Based on the sample data we can reject H0(p<0.001) and conclude that heteroscedasticity is present. We will need to use robust standard errors.
library(estimatr)
fit_robust <- lm_robust(charges ~ age + bmi + smokerF,
se_type = "HC1",
data = mydata2)
summary(fit_robust)
##
## Call:
## lm_robust(formula = charges ~ age + bmi + smokerF, data = mydata2,
## se_type = "HC1")
##
## Standard error type: HC1
##
## Coefficients:
## Estimate Std.

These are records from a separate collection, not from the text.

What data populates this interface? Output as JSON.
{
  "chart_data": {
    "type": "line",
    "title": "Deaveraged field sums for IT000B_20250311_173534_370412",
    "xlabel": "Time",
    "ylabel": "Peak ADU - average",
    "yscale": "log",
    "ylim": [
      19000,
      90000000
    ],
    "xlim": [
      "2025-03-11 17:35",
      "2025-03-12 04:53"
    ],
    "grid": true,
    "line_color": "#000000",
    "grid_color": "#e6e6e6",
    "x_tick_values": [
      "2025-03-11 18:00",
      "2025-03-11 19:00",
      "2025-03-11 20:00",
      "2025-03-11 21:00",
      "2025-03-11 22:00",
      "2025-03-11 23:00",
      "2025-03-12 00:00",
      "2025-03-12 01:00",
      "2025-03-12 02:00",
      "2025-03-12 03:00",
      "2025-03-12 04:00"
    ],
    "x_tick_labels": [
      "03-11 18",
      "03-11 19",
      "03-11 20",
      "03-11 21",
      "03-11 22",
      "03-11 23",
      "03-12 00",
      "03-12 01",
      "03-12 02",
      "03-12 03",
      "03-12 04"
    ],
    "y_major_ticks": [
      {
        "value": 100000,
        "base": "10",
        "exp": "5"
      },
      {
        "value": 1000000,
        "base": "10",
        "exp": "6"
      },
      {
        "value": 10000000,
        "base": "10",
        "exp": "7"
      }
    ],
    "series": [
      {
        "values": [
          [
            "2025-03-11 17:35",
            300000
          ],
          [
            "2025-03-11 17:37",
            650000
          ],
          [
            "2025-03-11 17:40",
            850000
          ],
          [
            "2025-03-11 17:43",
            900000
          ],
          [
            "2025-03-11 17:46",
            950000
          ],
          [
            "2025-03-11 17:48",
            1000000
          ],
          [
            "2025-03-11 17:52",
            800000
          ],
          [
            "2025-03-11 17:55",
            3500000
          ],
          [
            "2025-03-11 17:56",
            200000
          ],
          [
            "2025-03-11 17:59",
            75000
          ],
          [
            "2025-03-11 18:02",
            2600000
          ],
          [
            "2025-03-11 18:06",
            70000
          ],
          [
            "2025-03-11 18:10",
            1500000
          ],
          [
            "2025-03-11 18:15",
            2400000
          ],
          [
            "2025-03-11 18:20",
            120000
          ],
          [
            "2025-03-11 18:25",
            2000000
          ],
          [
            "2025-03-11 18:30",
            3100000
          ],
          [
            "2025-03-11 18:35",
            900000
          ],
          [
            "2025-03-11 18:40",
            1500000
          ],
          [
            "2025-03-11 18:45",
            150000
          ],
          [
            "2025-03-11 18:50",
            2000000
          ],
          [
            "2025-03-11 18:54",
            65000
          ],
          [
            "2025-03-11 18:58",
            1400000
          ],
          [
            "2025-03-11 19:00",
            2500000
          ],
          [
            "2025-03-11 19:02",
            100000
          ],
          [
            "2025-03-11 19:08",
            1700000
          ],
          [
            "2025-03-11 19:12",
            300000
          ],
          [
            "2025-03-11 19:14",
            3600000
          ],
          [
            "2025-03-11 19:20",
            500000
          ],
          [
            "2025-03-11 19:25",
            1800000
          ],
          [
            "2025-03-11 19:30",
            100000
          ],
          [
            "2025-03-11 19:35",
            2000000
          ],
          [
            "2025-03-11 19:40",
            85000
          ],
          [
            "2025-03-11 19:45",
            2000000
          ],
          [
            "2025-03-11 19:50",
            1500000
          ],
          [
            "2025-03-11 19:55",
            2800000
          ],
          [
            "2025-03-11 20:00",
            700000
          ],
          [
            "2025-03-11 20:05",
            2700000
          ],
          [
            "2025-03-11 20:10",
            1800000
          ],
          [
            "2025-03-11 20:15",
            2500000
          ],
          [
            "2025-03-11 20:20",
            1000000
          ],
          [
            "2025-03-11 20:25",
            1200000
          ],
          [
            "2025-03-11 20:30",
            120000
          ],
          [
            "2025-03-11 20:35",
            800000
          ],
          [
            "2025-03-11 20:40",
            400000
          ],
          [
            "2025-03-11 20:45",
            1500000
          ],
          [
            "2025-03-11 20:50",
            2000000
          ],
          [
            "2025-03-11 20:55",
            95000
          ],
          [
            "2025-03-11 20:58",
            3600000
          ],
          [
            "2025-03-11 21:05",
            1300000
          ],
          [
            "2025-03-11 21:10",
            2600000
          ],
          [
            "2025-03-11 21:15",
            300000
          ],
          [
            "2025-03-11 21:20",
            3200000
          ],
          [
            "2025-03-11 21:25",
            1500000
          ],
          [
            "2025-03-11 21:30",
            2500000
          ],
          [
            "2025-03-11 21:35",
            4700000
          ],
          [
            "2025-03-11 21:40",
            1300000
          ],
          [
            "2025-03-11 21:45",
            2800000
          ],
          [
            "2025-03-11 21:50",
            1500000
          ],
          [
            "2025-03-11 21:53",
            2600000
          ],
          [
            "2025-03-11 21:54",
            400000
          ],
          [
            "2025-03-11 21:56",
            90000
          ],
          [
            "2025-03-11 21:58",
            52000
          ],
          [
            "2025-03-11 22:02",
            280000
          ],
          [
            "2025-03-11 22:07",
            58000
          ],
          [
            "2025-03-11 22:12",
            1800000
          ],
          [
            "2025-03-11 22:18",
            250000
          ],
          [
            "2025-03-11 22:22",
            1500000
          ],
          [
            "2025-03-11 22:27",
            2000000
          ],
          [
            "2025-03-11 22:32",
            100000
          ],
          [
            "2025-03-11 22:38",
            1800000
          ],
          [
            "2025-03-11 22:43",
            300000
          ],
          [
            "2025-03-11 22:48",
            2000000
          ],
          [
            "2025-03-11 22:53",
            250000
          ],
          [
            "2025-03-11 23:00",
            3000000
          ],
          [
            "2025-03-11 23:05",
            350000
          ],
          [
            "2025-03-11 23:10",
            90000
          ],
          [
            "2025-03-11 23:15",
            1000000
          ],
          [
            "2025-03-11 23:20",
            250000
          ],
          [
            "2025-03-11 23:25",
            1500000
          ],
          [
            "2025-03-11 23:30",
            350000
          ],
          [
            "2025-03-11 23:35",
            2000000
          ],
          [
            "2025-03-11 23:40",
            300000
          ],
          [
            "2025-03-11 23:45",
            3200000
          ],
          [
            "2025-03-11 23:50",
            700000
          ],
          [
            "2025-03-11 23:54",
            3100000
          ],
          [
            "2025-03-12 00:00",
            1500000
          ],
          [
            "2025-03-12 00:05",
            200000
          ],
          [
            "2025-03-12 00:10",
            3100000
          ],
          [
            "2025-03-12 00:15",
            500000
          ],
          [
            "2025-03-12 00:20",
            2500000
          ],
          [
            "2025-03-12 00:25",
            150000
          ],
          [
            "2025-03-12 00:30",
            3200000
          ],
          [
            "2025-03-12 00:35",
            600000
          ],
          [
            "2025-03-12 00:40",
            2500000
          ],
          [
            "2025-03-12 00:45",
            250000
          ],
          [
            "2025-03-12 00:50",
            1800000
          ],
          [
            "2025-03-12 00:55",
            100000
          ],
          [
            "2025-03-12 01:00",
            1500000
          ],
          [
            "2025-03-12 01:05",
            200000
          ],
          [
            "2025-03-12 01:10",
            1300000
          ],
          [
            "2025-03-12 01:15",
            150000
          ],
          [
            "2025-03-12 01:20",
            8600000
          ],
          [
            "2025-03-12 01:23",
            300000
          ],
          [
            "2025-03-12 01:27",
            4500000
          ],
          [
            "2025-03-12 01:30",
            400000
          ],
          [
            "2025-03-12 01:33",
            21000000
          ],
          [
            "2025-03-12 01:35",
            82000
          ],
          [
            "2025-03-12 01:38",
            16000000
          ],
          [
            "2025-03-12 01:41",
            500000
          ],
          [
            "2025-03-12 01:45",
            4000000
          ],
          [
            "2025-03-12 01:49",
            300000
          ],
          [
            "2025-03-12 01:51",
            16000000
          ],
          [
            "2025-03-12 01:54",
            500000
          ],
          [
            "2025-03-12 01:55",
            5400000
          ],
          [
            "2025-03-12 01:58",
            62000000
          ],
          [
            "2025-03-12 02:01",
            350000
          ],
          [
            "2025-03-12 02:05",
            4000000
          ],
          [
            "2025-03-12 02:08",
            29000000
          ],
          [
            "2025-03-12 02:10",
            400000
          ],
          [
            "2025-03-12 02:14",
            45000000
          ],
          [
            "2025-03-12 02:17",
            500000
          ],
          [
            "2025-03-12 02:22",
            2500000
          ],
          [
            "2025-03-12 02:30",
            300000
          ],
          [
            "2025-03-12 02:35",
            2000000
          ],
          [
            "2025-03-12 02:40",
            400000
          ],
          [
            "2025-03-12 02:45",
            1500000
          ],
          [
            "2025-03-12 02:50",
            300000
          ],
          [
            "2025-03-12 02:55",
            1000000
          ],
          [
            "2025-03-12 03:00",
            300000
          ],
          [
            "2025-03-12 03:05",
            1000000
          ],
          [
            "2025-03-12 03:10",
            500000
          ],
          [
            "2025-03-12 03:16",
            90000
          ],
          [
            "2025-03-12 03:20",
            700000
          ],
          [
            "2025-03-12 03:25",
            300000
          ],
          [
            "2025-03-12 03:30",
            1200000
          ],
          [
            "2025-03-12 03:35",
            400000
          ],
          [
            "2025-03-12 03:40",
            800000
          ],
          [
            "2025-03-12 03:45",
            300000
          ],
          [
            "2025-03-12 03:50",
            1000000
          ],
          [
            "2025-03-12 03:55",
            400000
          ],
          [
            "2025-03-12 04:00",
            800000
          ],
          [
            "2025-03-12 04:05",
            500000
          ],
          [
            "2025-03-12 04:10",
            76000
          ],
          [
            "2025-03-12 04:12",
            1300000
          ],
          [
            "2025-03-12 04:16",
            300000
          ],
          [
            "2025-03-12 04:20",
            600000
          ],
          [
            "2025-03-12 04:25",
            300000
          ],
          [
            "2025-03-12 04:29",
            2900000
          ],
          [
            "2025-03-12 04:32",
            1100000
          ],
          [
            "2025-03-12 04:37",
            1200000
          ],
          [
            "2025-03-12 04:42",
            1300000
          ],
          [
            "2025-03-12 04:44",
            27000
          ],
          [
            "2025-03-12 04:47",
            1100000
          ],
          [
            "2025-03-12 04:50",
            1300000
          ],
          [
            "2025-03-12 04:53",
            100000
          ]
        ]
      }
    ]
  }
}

Error t value Pr(>|t|) CI Lower CI Upper DF
## (Intercept) 9600.0 1815.79 5.287 2.081e-07 6030.0 13170.0 388
## age 261.8 19.29 13.571 1.332e-34 223.9 299.7 388
## bmi 354.4 50.87 6.966 1.402e-11 254.3 454.4 388
## smokerFno -22880.9 1038.74 -22.027 2.458e-70 -24923.1 -20838.6 388
##
## Multiple R-squared: 0.7651 , Adjusted R-squared: 0.7633
## F-statistic: 225.3 on 3 and 388 DF, p-value: < 2.2e-16
Charges = 9600 + 261.8age + 354.4bmi - 22880.9smokerFno
Multiple R-squared: 76.51%. - 76.51 % of variability of the charges is explained by variability of age, bmi and smoking status.
F-statistic:
Based on the sample data we reject H0(p<0.001) and conclude that at least one independent variable has impact on dependent variable. This model is better model than model without any independent variable.
Based on the sample data, we found that age, Body Max Index and smoking status influence the expenditures of insurance company.